Portland, Ore. - Semiconducting aerogels have recently been demonstrated that cast quantum dots into a sparse, crystalline-like matrix with more space than substance. Such porous materials could enable supersensitive sensors and superefficient plastic photovoltaics, said the Wayne State University research team pursuing the project.

That's because the very porous structure, through which environmental molecules can waft, has the maximum possible amount of surface area, essentially enabling every embedded quantum dot to sense the environment independently.

"We have found that the best way to engineer nanoparticles with novel electronic properties is to replace the oxides that everybody else uses with a semiconductor," said professor Stephanie L. Brock, leader of the semiconducting-aerogel research group at Wayne State (Detroit). "Instead of an oxide, which is an insulator, we use a semiconducting material such as cadmium selenide or cadmium-, zinc- or lead sulphide."

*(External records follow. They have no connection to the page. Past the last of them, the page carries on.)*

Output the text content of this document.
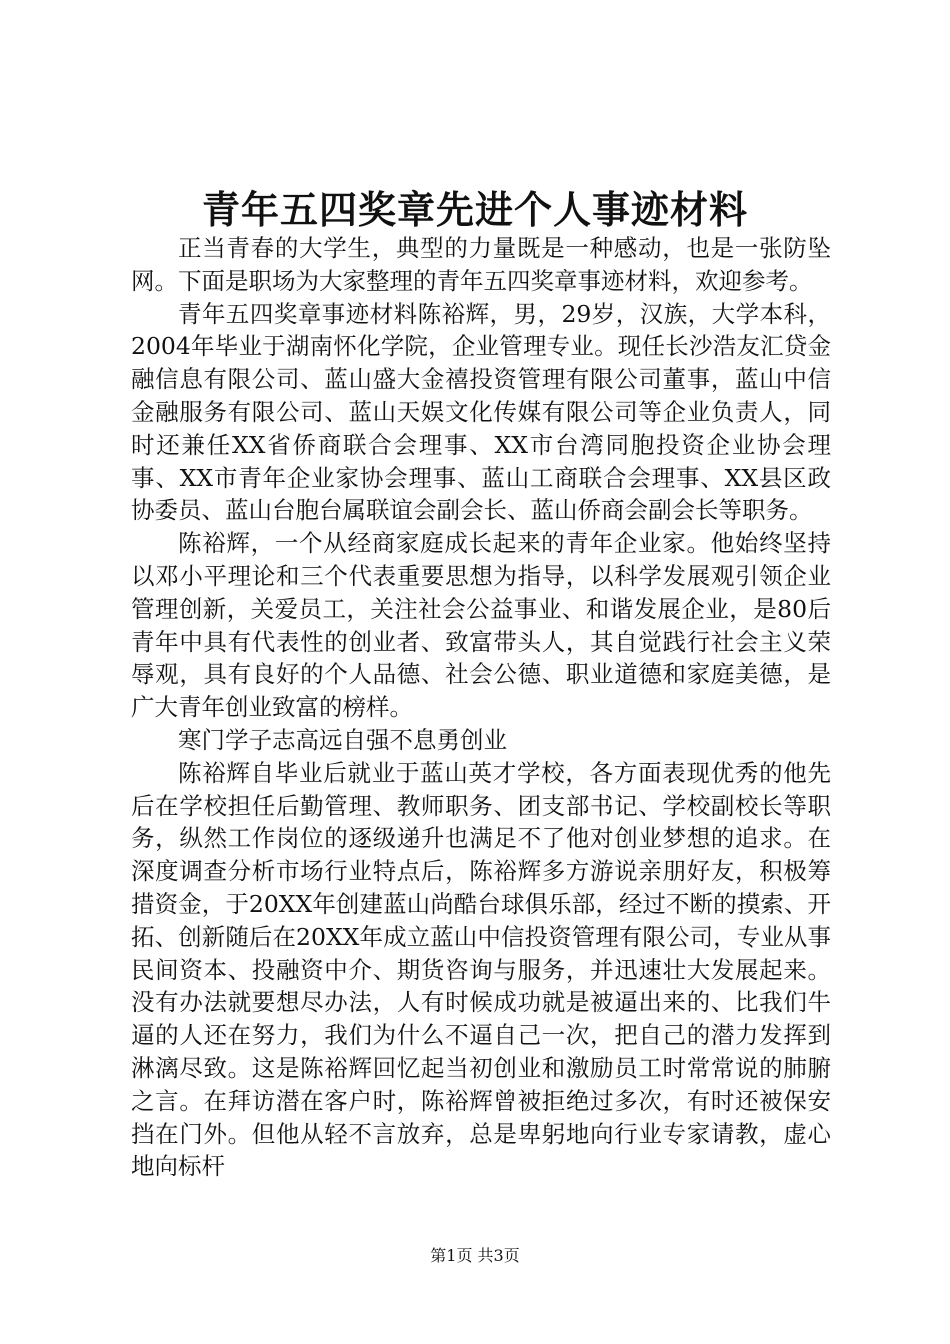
青年五四奖章先进个人事迹材料

正当青春的大学生，典型的力量既是一种感动，也是一张防坠网。下面是职场为大家整理的青年五四奖章事迹材料，欢迎参考。

青年五四奖章事迹材料陈裕辉，男，29岁，汉族，大学本科，2004年毕业于湖南怀化学院，企业管理专业。现任长沙浩友汇贷金融信息有限公司、蓝山盛大金禧投资管理有限公司董事，蓝山中信金融服务有限公司、蓝山天娱文化传媒有限公司等企业负责人，同时还兼任XX省侨商联合会理事、XX市台湾同胞投资企业协会理事、XX市青年企业家协会理事、蓝山工商联合会理事、XX县区政协委员、蓝山台胞台属联谊会副会长、蓝山侨商会副会长等职务。

陈裕辉，一个从经商家庭成长起来的青年企业家。他始终坚持以邓小平理论和三个代表重要思想为指导，以科学发展观引领企业管理创新，关爱员工，关注社会公益事业、和谐发展企业，是80后青年中具有代表性的创业者、致富带头人，其自觉践行社会主义荣辱观，具有良好的个人品德、社会公德、职业道德和家庭美德，是广大青年创业致富的榜样。

寒门学子志高远自强不息勇创业

陈裕辉自毕业后就业于蓝山英才学校，各方面表现优秀的他先后在学校担任后勤管理、教师职务、团支部书记、学校副校长等职务，纵然工作岗位的逐级递升也满足不了他对创业梦想的追求。在深度调查分析市场行业特点后，陈裕辉多方游说亲朋好友，积极筹措资金，于20XX年创建蓝山尚酷台球俱乐部，经过不断的摸索、开拓、创新随后在20XX年成立蓝山中信投资管理有限公司，专业从事民间资本、投融资中介、期货咨询与服务，并迅速壮大发展起来。没有办法就要想尽办法，人有时候成功就是被逼出来的、比我们牛逼的人还在努力，我们为什么不逼自己一次，把自己的潜力发挥到淋漓尽致。这是陈裕辉回忆起当初创业和激励员工时常常说的肺腑之言。在拜访潜在客户时，陈裕辉曾被拒绝过多次，有时还被保安挡在门外。但他从轻不言放弃，总是卑躬地向行业专家请教，虚心地向标杆

第1页 共3页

Brock's group has created many varieties of semiconducting aerogels with the primary aim of enabling very sensitive sensors. "We put the quantum dots into a solution, then supply the conditions under which they self-assemble into a gel that is so porous, with so much surface area, that even though they are relatively densely packed, they still have all the good quantum confinement properties they have when isolated by oxides," said Brock. Oxides, by contrast, can bury many quantum dots inside the material.

Aerogels are spongelike silicon-based films that consist mostly of empty space. They are traditionally used to collect sample particles without damaging them.

In the Wayne State system, the quantum dots, which measure 2 to 5 nanometers in diameter, are separated by liquid molecules as big as 50 nm. After the liquid solvent is removed using carbon dioxide in a special supercritical state, the quantum dots spread out evenly, arranged in a matrix that enables the particles to act independently.

"Our architecture is akin to the arch," Brock said. "It encases an empty space like a doorway. Our material is engineered to assemble into a very porous network of such arches. We are putting them together in such a way as to define the empty spaces-the pores-thereby keeping the quantum dots very densely packed, but only in close proximity to a few neighbors."

Brock conceived the material to solve a problem with quantum dots. While they are able to fluoresce in response to specific compounds in the environment, such as air pollution, it is difficult to get the sample of air into contact with the tiny (nanoscale) quantum dots. After an aerogel is formed, however, all of the solvent used to support the network in suspension is removed, leaving behind a slender, porous network of quantum dots, each one of which is open to the environment.

"For detectors, we hope to use the pores to increase the sensors' surface area. But for photovoltaic-type devices, we will fill in the pores with a polymer, enabling electrons to conduct in one matrix and holes to conduct in another matrix," said Brock.

The completely room-temperature process involves premaking the nanoparticles at the precise sizes needed for a specific sensing application-say, having them turn "red" for air pollution. Then the nanoparticles are capped with thiolates and oxidized to remove surface groups in a very controlled manner that reveals sites into which the nanoparticles nestle. After nanoparticle condensation, Brock removes the solvent, maintaining the quantum dots inside a very porous architecture.

Next, Brock's group will begin to measure all the electronic properties of the material, to access its strengths and weaknesses. By fine-tuning their techniques, the researchers hope to provide a "cookbook" for creating large-area room-temperature thin films of quantum dots.

"Our initial interest is in sensing," said Brock, "so we have created a material that is mostly surface. We know the pores are going to let the molecules in and out, and since the color of the photoluminescent quantum dots is sensitive to what is on their surface, we expect to see profound changes in their color in response to, for instance, air pollution."

Brock thinks the group is three years away from announcing a full understanding of the material, though she promised to release periodic progress reports.